- 05.18.2015
- gramophone
- Guest PostMusic
James Brown Live at the Apollo and the Cuban Missile Crisis
By Ken Swauger
In late October of 1962 it really looked like the world was going to change, and not for the better. The cold war was definitely getting hotter and the Soviet Union and the United States were dangerously close to button pushing time. In the middle of all this superpower huffing and puffing a young R&B recording artist was trying to start Act II of the rest of his life. The fates weren’t going to let a little thing like the Cuban Missile Crisis get in his way.
James Brown was 29 years old and reasonably successful in the music business. His singles had sold well and he was considered one of the top four or five performers under contract with King Records. But that was not enough for the ambitious Brown. He wanted to become a pop superstar and believed he understood how to make that happen.
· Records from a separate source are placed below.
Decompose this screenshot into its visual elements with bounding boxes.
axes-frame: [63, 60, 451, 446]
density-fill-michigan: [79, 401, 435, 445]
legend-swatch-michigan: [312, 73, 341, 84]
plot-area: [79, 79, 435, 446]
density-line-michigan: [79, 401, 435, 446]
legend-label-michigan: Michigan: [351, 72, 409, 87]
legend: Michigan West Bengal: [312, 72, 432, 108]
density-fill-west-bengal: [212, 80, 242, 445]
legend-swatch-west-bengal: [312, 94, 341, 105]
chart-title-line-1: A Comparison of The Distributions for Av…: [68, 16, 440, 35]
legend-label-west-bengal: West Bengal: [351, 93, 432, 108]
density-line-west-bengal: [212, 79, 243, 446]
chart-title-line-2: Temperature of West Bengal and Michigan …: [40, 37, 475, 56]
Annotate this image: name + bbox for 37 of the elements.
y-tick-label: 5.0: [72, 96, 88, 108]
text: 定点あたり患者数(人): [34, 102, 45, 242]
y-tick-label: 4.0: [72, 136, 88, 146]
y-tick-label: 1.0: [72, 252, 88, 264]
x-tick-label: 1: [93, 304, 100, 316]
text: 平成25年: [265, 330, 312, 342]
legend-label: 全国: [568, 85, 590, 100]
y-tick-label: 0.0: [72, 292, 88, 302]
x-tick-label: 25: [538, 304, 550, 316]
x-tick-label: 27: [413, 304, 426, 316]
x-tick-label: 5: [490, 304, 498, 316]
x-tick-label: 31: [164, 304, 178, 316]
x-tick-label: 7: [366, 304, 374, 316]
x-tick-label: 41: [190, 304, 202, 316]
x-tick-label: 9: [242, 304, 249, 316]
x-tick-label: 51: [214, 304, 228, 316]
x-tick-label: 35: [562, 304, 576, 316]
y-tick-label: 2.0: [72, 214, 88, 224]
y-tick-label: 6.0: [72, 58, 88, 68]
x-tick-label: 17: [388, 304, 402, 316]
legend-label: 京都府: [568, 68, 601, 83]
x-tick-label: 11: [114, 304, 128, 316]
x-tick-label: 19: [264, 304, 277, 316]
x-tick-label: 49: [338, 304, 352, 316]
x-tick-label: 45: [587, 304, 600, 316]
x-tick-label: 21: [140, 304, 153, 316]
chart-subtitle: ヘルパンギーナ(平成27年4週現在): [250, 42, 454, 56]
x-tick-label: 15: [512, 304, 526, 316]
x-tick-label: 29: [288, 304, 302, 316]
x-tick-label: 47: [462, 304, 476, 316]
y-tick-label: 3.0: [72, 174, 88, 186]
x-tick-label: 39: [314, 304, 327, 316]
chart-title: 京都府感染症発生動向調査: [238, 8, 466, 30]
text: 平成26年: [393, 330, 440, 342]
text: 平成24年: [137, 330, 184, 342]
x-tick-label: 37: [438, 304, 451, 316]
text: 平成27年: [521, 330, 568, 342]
His strongest musical attribute was his live performances where his charged personality could connect with an audience and explode. For years he and his backup singers, The Famous Flames, had played to predominately black audiences in what was known as the “chitlin” circuit. These concerts, called revues, would include an amateur dance contest, a male and female singer, a comedy act and end with Brown’s vocal fireworks and his gravity defying dancing. When he approached his boss at King Records, Syd Nathan, with the idea of making a live recording he was turned down. Nathan didn’t believe a recording of a live concert would yield any three minute long singles, which were the backbone of the record business in those days. Undaunted, Brown took $6,000 of his own money, rented the Apollo Theater in Harlem and hired an on location recording crew to capture a new kind of pop record: James Brown, Live at the Apollo.
New York City was cold on that October 24th night, suiting the mood of most New Yorkers who believed their city stood a good chance of being nuked before the end of the week. Earlier that day newspaper headlines had proclaimed the start of the US naval blockade of Cuba, threatening to fire on any Russian ship that didn’t comply with the embargo. In Moscow the state run radio station had been broadcasting, every half hour, a dire warning, claiming that the U.S. threats would “unleash nuclear war”. All week people had been stockpiling groceries and bottled water and even TV sets. It seemed nobody wanted to miss watching the end of the world.
Tickets for the James Brown concert sold for $2.00 each and the line stretched around the corner guaranteeing a sold out crowd in spite of world events. In an attempt to get the audience in a better frame of mind, Brown had members of his road crew bring hot coffee to the waiting people. He had all of the Apollo ushers dressed in rented tuxedos so that they looked as sharp as he did. During the day’s afternoon performance people who were especially vocal were asked to remain for the late show and moved closer to the front of the stage. Brown wanted to be able to count on these people to add to the excitement of the record.
It can be helpful when you listen to Live at the Apollo to think of your sound system as a kind of time machine and the clarity of your <insert brand name here> system as a window letting you “see” what happened on that night. The performance begins with the famous phrase, “Are you ready for star time?” delivered by Lucas Gonder who besides being the emcee is the band’s organist. Following the introduction and listing of Brown’s hits the band kicks off with a rousing number and James Brown takes the stage. Throughout the entire concert listen to how the band is almost letter perfect in the way it supports Brown’s wild exuberant interplay with the screaming audience.
Nowhere is this excitement more evidenced than tracks six and seven of the 2004 re-released CD on the Polydor label. Your audio system will place the muted trumpets firmly to the left of the stage with the tenor and baritone saxophones flowing to the right. The drums seem to be slightly elevated in the center and the sounds produced by the organ and guitar seems to float from the right side of the stage. The Famous Flames are left of center and Brown is firmly planted in the center. If you listen carefully to the apparent distance between his voice and the microphone you’ll get a sense of how he manipulated the ebb and flow of the building emotional connection with the audience. Sometimes he’s purring into the mic pulling it close and vocally stretching syllables like a color smeared across a canvass. Other times his voice almost fades to inaudibility letting you see him bending down touching outstretched hands from people standing in front of the stage. The audience participation now becomes an equal partner to the singer with single voices call out from the surging crowd extolling Brown to “go on and sing the song!” If Brown is the backwoods preacher then they are the willing converts allowing him to lead them beyond this loveless world.
It is the tremendous dynamic range capability of your Gramophone system that allows you to accurately retrieve this seminal musical event. The best audio systems can simultaneously produce the loudest transients without masking the subtlest inner details. Without their ability to portray this wildly changing scene with all of its dynamics intact you wouldn’t be able to hear exactly how it was recorded.
All of this raw emotion with its give and take between performer and audience registered with the record buying public. The album remained on Billboard’s best selling album list for 66 weeks and has been included in the Library of Congress’ National Recording Registry. Rolling Stone magazine has listed it as number 24 in its list of 500 greatest albums. Now you can revisit that tumultuous time in the world’s history and find how one person’s indomitable spirit triumphed and created lasting art.